Einer Studie zufolge, leiden Eltern bis zu sechs Jahre unter dem Schlafmangel, wobei dieser in den ersten drei Monaten nach der Geburt am schlimmsten ist. Mehrmals pro Nacht aufstehen und am nächsten Tag trotzdem funktionieren zu müssen zehrt an den Kräften und an den Nerven.

Keine Überraschung, dass kuriose Einschlaftipps für Babys und Kleinkinder immer wieder viral gehen. Versprechen sie doch Besserung wie durch Zauberhand. So auch der aktuelle Butter-Trick. Warum Ärztinnen und Hebammen jetzt davor warnen.

Warum geben Eltern ihren Babys Butter?

Es sieht so unfassbar einfach aus. Eine Mutter erklärt, sie hätte es selbst nicht geglaubt, bevor sie es ausprobiert hätte und füttert ihr Kind großzügig mit zwei Löffeln Butter. Anschließend habe es endlich durchgeschlafen. Von solchen Videos gibt es unzählige im Netz. Eine andere Mama gibt die Butter sogar in ein Milchfläschchen und verfüttert sie an ihr Baby.
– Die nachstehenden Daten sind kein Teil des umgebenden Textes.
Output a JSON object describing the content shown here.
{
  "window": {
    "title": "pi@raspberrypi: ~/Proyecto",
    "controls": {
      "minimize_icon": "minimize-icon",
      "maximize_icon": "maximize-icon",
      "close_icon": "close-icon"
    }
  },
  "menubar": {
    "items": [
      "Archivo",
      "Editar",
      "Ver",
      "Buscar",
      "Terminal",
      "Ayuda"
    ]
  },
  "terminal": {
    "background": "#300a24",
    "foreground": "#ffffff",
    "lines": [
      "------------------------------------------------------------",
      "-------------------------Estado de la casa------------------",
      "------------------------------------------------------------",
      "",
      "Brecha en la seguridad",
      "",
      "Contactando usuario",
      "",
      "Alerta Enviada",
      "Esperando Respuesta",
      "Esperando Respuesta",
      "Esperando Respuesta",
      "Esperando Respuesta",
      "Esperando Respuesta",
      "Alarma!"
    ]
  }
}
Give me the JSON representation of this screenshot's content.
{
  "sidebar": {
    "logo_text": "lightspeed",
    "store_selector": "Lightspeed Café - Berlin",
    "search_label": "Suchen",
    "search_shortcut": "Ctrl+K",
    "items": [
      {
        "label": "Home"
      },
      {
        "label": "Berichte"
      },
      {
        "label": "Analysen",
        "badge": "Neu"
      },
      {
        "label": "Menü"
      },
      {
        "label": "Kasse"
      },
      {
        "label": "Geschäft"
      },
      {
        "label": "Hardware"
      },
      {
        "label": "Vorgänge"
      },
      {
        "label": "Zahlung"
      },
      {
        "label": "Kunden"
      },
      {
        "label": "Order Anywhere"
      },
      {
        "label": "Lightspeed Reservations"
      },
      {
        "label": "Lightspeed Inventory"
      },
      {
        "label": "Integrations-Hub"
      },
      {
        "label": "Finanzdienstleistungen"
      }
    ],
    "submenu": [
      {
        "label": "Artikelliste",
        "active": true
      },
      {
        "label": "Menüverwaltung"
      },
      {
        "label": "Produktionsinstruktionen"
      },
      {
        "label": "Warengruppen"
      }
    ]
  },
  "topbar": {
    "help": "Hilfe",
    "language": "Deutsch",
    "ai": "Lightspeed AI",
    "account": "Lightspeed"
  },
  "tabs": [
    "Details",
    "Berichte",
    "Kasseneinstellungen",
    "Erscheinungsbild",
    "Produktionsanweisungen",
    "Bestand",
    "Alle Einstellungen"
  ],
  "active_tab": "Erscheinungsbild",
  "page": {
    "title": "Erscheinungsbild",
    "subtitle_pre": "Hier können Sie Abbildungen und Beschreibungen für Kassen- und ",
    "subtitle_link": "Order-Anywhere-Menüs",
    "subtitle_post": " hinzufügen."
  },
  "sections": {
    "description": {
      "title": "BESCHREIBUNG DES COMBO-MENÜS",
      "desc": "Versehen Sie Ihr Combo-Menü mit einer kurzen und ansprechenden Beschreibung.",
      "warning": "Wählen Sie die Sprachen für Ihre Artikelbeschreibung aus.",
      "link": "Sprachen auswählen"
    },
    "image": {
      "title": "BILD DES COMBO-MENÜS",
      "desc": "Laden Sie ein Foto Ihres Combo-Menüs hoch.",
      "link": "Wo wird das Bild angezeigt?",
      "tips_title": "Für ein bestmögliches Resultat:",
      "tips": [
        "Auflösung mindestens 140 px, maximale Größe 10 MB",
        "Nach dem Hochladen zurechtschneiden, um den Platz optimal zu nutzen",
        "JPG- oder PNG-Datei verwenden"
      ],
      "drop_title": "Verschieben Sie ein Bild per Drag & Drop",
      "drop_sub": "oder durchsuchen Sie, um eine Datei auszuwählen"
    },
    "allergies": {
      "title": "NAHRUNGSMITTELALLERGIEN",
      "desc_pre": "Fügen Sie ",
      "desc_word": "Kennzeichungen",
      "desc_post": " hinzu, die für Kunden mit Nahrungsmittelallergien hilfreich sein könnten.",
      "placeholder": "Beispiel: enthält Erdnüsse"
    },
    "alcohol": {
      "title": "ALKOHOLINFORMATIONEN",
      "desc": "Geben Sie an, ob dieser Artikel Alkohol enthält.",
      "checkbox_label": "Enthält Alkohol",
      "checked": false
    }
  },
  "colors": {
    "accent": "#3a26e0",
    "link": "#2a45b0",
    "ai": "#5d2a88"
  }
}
Dabei betont Hebamme und Stillberaterin Helena Ruppert gegenüber dem Magazin „20 Minuten“ „Stell dir mal vor, du müsstest so viel Butter auf einmal verspeisen, wie es das TikTok-Video impliziert. Vermutlich würde dir bei so viel Fett übel werden. Genau so ergeht es auch deinem Baby.“ Ruppert warnt ausdrücklich, Butter solle frühestens ab dem siebten Lebensmonat gefüttert werden und das nur in kleinen Mengen. Keinesfalls solle das Fett als Schlafmittel verabreicht werden.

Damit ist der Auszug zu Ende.